一方で、精神障害の労災支給決定件数は、700 件超(令和4年度)と過去最も多くなっている。
また、「労働安全衛生調査(実態調査)」によれば、メンタルヘルス不調により連続1か月以上休業又は退職した労働者がいる事業場割合は、
この3年間、約1割で推移しており、
労働者数 50 人未満の小規模事業場においては、メンタルヘルス対策に取り組む割合が
30~49人の事業場で73.1%、10~29 人で 55.7%(50 人以上の事業場においては91.1%)であり、未だ取組が低調である。
こうした中、「経済財政運営と改革の基本方針 2023(骨太の方針 2023)」(令和5年6月 16 日閣議決定)では、
「メンタルヘルス対策の強化等の働き方改革を一層進め」ることとされたところである。
また、労働安全衛生法の一部を改正する法律(平成 26 年法律第 82 号)の附則第7条において
「政府は、この法律の施行後五年を経過した場合において、改正後の労働安全衛生法の施行の状況について検討を加え、
必要があると認めるときは、その結果に基づいて必要な措置を講ずるものとする。」とされており、
平成 26 年改正労働安全衛生法の施行状況について議論された第 134 回労働政策審議会安全衛生分科会において、
今後、ストレスチェック制度について効果検証を行い検討していくべきであると指摘されている。

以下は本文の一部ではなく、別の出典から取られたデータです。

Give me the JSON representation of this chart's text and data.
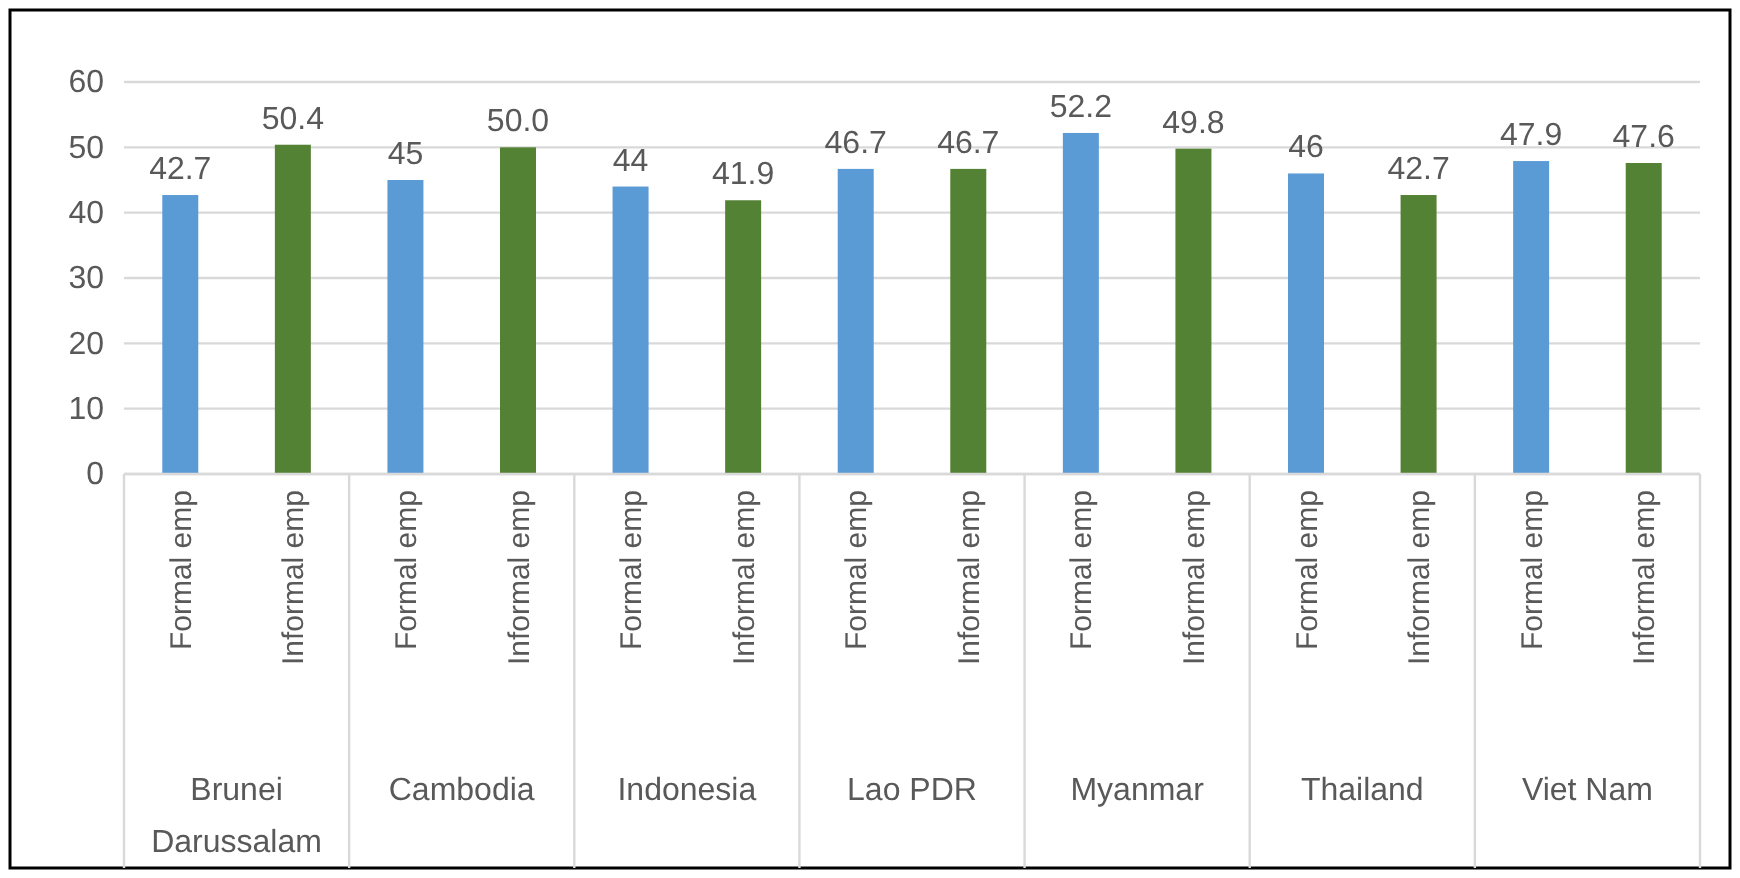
{
  "chart_data": {
    "type": "bar",
    "categories": [
      "Formal emp",
      "Informal emp",
      "Formal emp",
      "Informal emp",
      "Formal emp",
      "Informal emp",
      "Formal emp",
      "Informal emp",
      "Formal emp",
      "Informal emp",
      "Formal emp",
      "Informal emp",
      "Formal emp",
      "Informal emp"
    ],
    "values": [
      42.7,
      50.4,
      45,
      50.0,
      44,
      41.9,
      46.7,
      46.7,
      52.2,
      49.8,
      46,
      42.7,
      47.9,
      47.6
    ],
    "colors": [
      "#5b9bd5",
      "#548235",
      "#5b9bd5",
      "#548235",
      "#5b9bd5",
      "#548235",
      "#5b9bd5",
      "#548235",
      "#5b9bd5",
      "#548235",
      "#5b9bd5",
      "#548235",
      "#5b9bd5",
      "#548235"
    ],
    "value_labels": [
      "42.7",
      "50.4",
      "45",
      "50.0",
      "44",
      "41.9",
      "46.7",
      "46.7",
      "52.2",
      "49.8",
      "46",
      "42.7",
      "47.9",
      "47.6"
    ],
    "annotations": [
      "Brunei Darussalam",
      "Cambodia",
      "Indonesia",
      "Lao PDR",
      "Myanmar",
      "Thailand",
      "Viet Nam"
    ],
    "ylim": [
      0,
      60
    ],
    "yticks": [
      0,
      10,
      20,
      30,
      40,
      50,
      60
    ],
    "grid": "y"
  }
}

これらのことを踏まえて、ストレスチェック制度を含めたメンタルヘルス対策について、
実施状況等を踏まえながら検証するとともに、検証の結果必要なものについて対応を検討することとする。
2 検討内容
(1)ストレスチェック制度等のメンタルヘルス対策に関する検証等について
(2)事業場におけるメンタルヘルス対策について
(3)その他関連する事項について
〇 さらに、人事労務管理上のポイント③で述べている、「メンタルヘルス推進担当者」の選任も努力義務ですが、第14次労働災害防止計画のメンタルヘルス対策においても、メンタルヘルス推進担当者の選任を「事業場に対し確実に指導する」と記述しています。